Food systems face multiple challenges simultaneously: provision to a growing population, adaptation to more extreme and frequent climate change risks, and reduction of their considerable greenhouse gas (GHG) emissions. Food system interventions and policies give rise to synergies and trade-offs that emerge over time due to the dynamic nature and interconnections of system elements. Analysis of an entire food system is necessary to identify synergies that bring simultaneous benefits and mitigate trade-offs, both short- and long-term.

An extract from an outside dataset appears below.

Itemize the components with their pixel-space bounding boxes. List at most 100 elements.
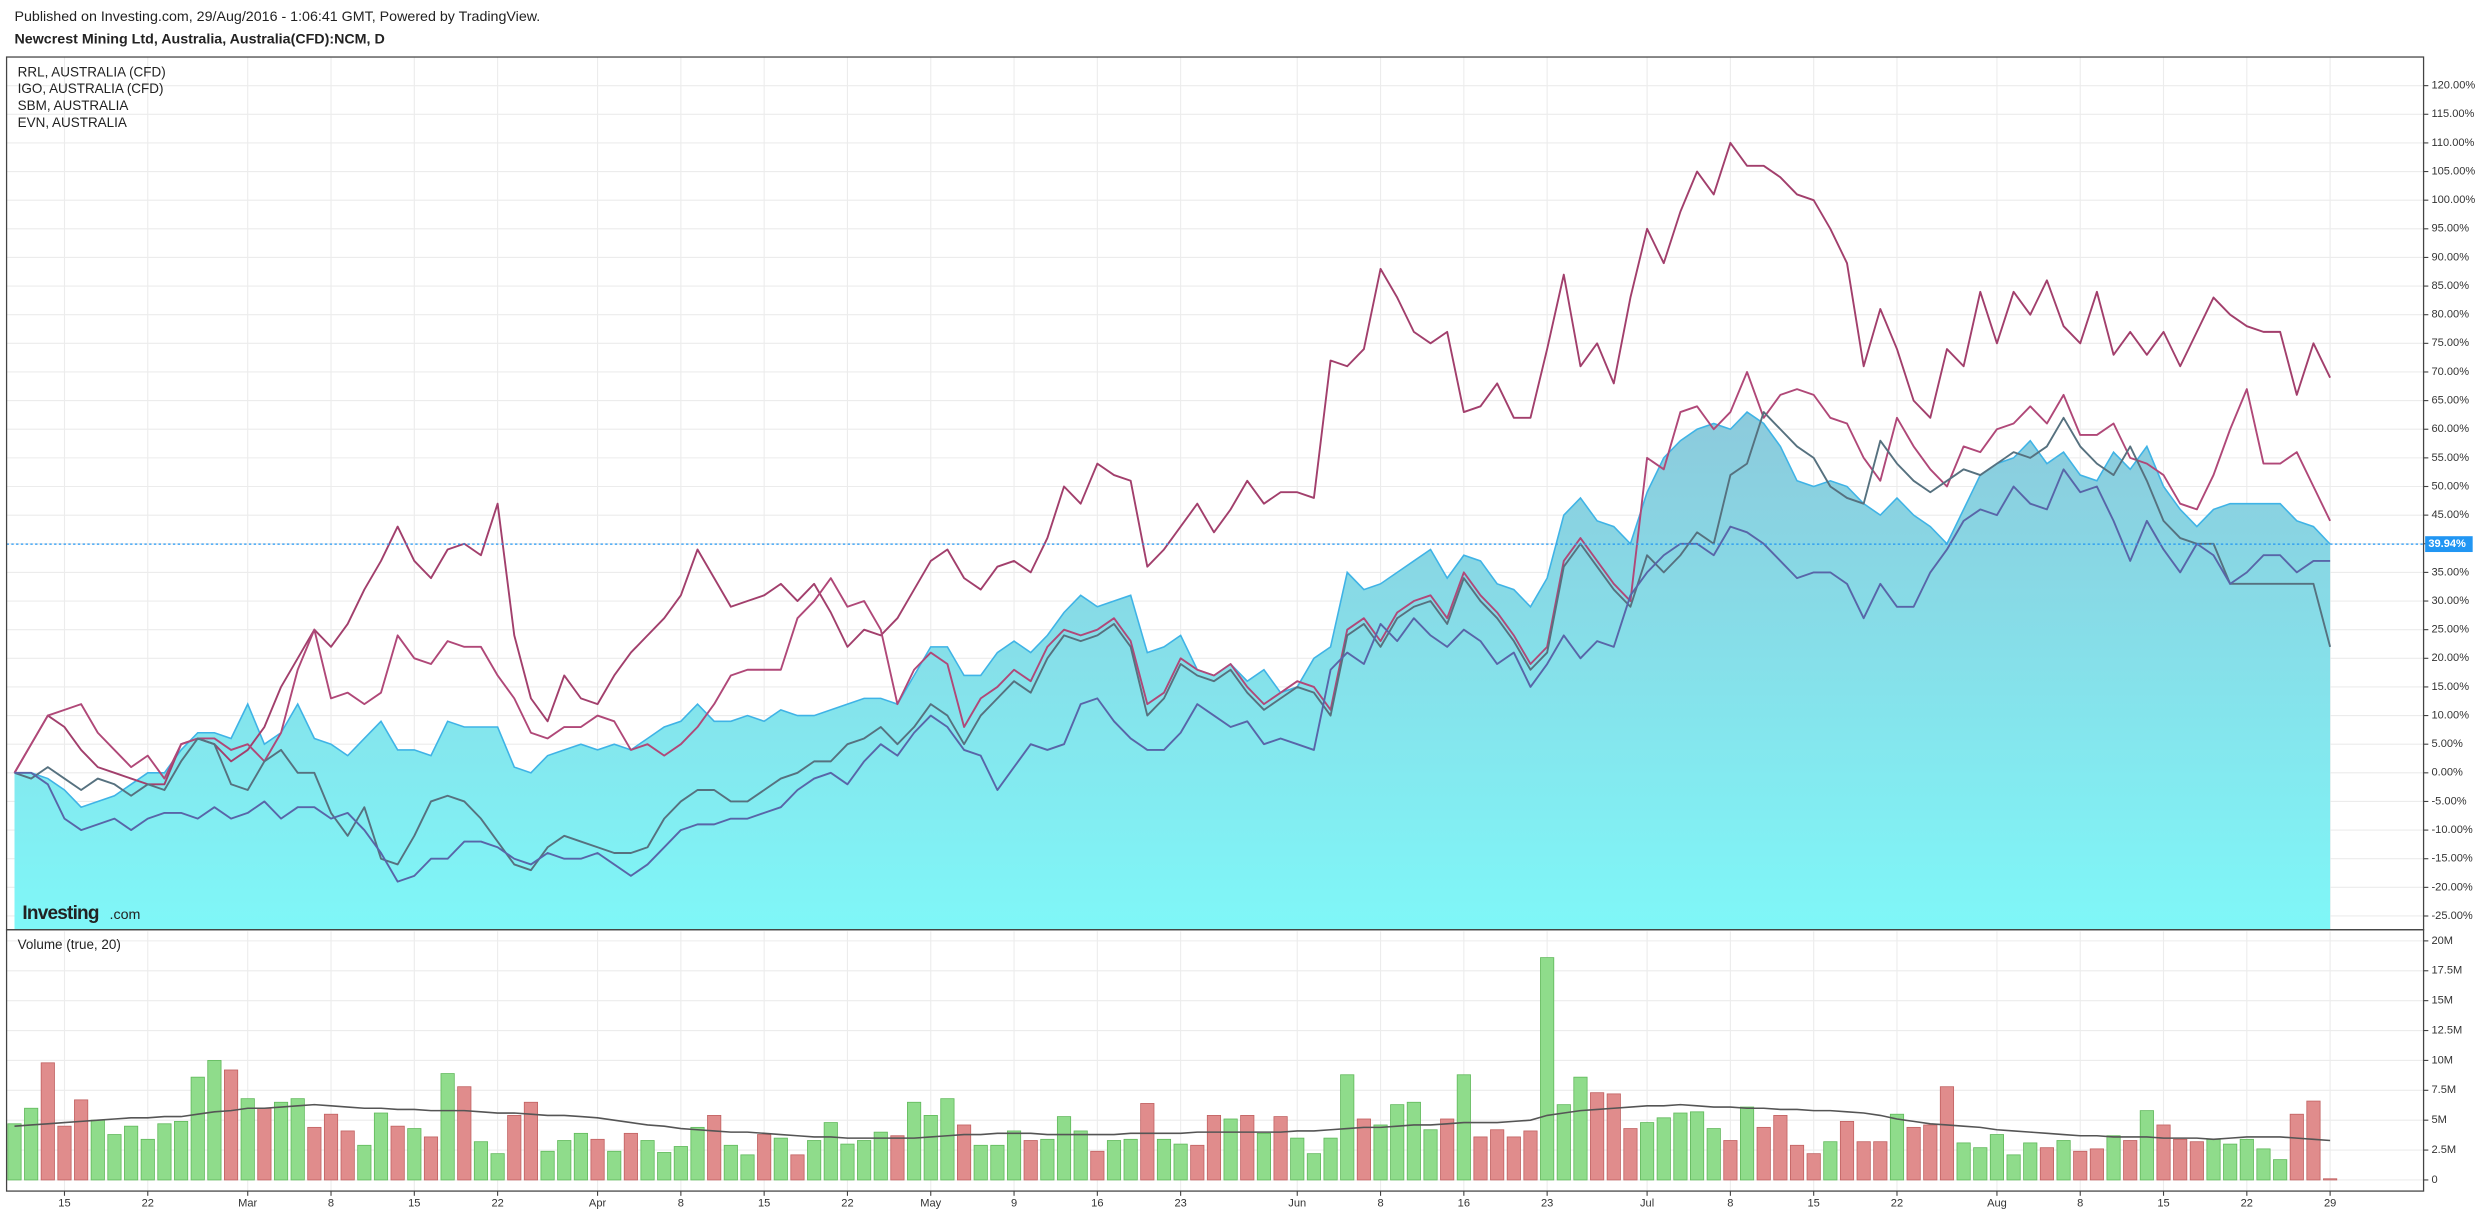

Our study aims to inform the sustainable transformation of food systems by identifying short- and long-term synergies and trade-offs in the climate-smart village (CSV) Lawra-Jirapa in northern Ghana under the current practices, technologies, policies, and trends of population growth, extreme events, and climate change impacts.
We develop a system dynamics model to simulate the food system in the CSV between 2011 and 2060. We apply the climate-smart agriculture (CSA) approach as a diagnostic tool to the CSV system to reveal the short- and long-term trade-offs and synergies between the CSA goals.
RESULTS AND CONCLUSIONS
The simulation results reveal short-term progress towards the goal of increased productivity and income, with trade-offs in the goals of GHG removal, climate adaptation, and resilience. In the long term, post-2035, current agriculture practices, technologies, and policies inside and outside the CSV boundaries result in trade-offs across all three CSA goals, and progress made towards these goals is reversed. The CSV system behaviour, thus, exhibits a “better before worse” pattern.
The analysis demonstrates an approach, which considers simultaneously all three CSA goals, to identify synergies and mitigate trade-offs in an entire food system. The findings suggest that understanding the dynamics of food systems is a precursor to their sustainable transformation. This transformation will entail changes to the food system's goals and structure with equal attention to short- and long-term outcomes.